Restructuration de l’ESR

Les personnels : des mesures inquiétantes

En ce qui concerne les personnels, un certain nombre de points posent problème. Tout d’abord, les BIATSS sont quasiment oubliés du rapport : ils sont mentionnés une seule fois pour préciser que les BIATSS devront être associés aux équipes pédagogiques (Prop. 31 p.146). Est-ce à dire que dans « l’Enseignement du supérieur du XXIème siècle », les seuls BIATSS restants seront ceux qui seront directement liés à la pédagogie ? L’exemple des personnels TOS des lycées et collèges transférés aux collectivités est un précédent que nous gardons en mémoire.

On notera par exemple que la promotion des nouvelles technologies est utilisée pour remettre en cause le temps de travail des enseignants-chercheurs. Le rapport prétexte en effet qu’à « l’heure du numérique et des pédagogies actives », les 192 h équivalent-TD n’auraient plus de sens (p. 142). La fluidité des parcours est encouragée, que ce soit pour les enseignants-chercheurs et les chercheurs entre les différents types d’établissements (y compris des établissements relevant de ministères différents) ou pour les PRAG et les PRCE entre le supérieur et les lycées (p. 143 et Prop. 31 p. 146).

Concernant l’emploi des docteurs, les objectifs fixés par le rapport portent étrangement sur les seules entreprises et les administrations (p. 47). N’est-ce pas là un aveu et une manière d’acter que l’emploi des docteurs dans les établissements d’ESR n’est plus à l’ordre du jour ?

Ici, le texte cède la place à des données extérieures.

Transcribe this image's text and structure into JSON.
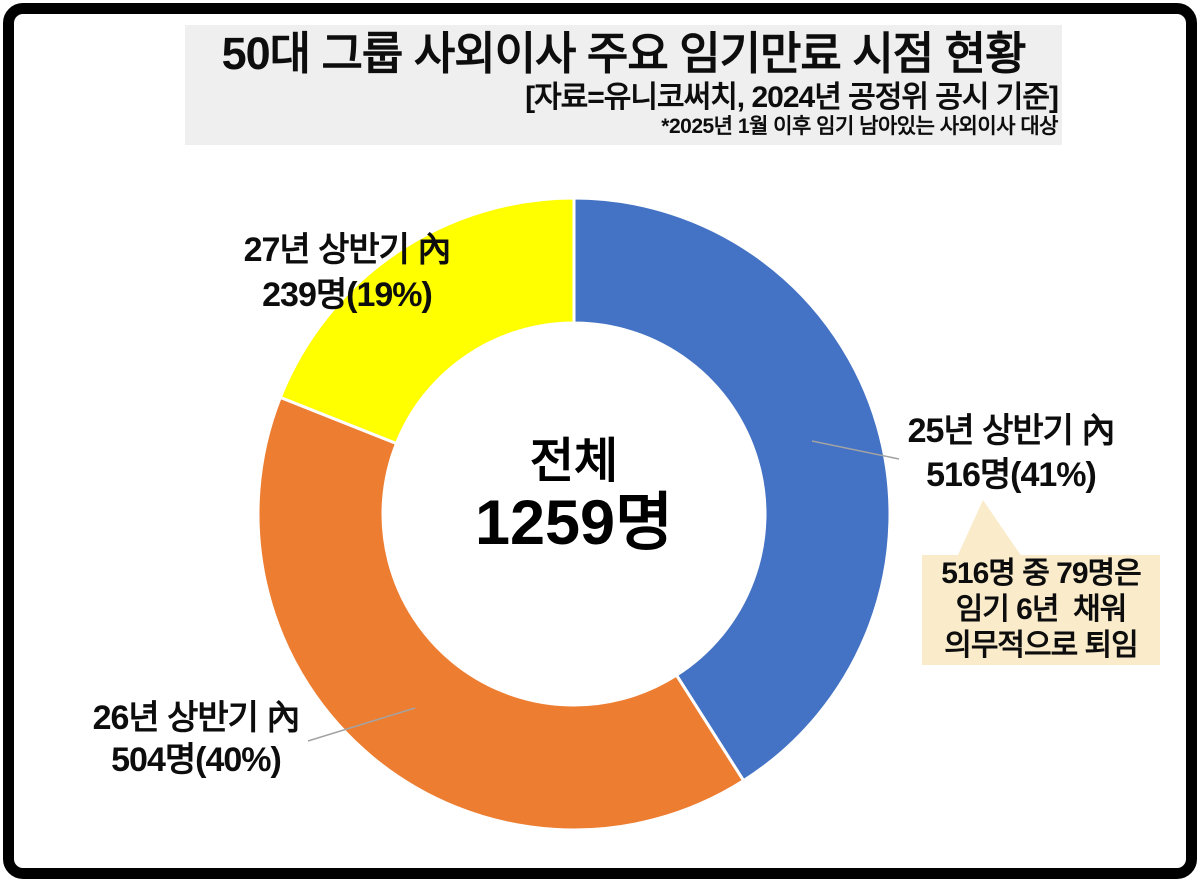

Pour la CGT FERC Sup, le décompte du travail des enseignants et enseignants-chercheurs doit se faire exclusivement en terme d’heures de cours. Nous demandons la réduction du service statutaire d’enseignement des enseignants-chercheurs et des enseignants.

Le doctorat doit être reconnu dans les conventions collectives et les statuts, comme tous les diplômes. La première reconnaissance doit être portée par le ministère lui-même avec une augmentation significative du débouché en enseignants-chercheurs et chercheurs.

Les personnels BIATSS font partie intégrante des établissements et doivent rester, comme les enseignants-chercheurs et les enseignants, des fonctionnaires d’État.

Tentative de mainmise de l’ESR sur toutes les formations du Supérieur publiques

La StraNES demande de la cohérence inter-ministérielle (cf. Prop. 26, p. 136) pour les questions d’Enseignement supérieur. Le texte cite notamment l’exemple des droits d’inscription qui ont augmenté dans certaines écoles dépendant de ministères « non-sanctuarisés ».

Cette exigence de cohérence peut être lue comme une tentative de mainmise de l’ensemble de l’Enseignement supérieur et de la Recherche par le seul Ministère de l’Éducation Nationale et de l’Enseignement Supérieur et de la Recherche (MESR), ce qui apparaissait déjà dans la loi LRU-Fioraso qui impose la co-tutelle du MESR dans toute formation du Supérieur public.

Il faut rappeler qu’à son arrivée au MESR en 2012, la ministre Fioraso souhaitait que toutes les formations supérieures soient sous la seule tutelle de son ministère. Même si le gouvernement a reculé face à l’opposition rencontrée par cette proposition en optant pour la solution de la co-tutelle, il ne fait aucun doute que l’intégration de toutes les formations supérieures dans le seul ministère en charge de l’Enseignement supérieur et de la Recherche reste l’objectif de ce gouvernement.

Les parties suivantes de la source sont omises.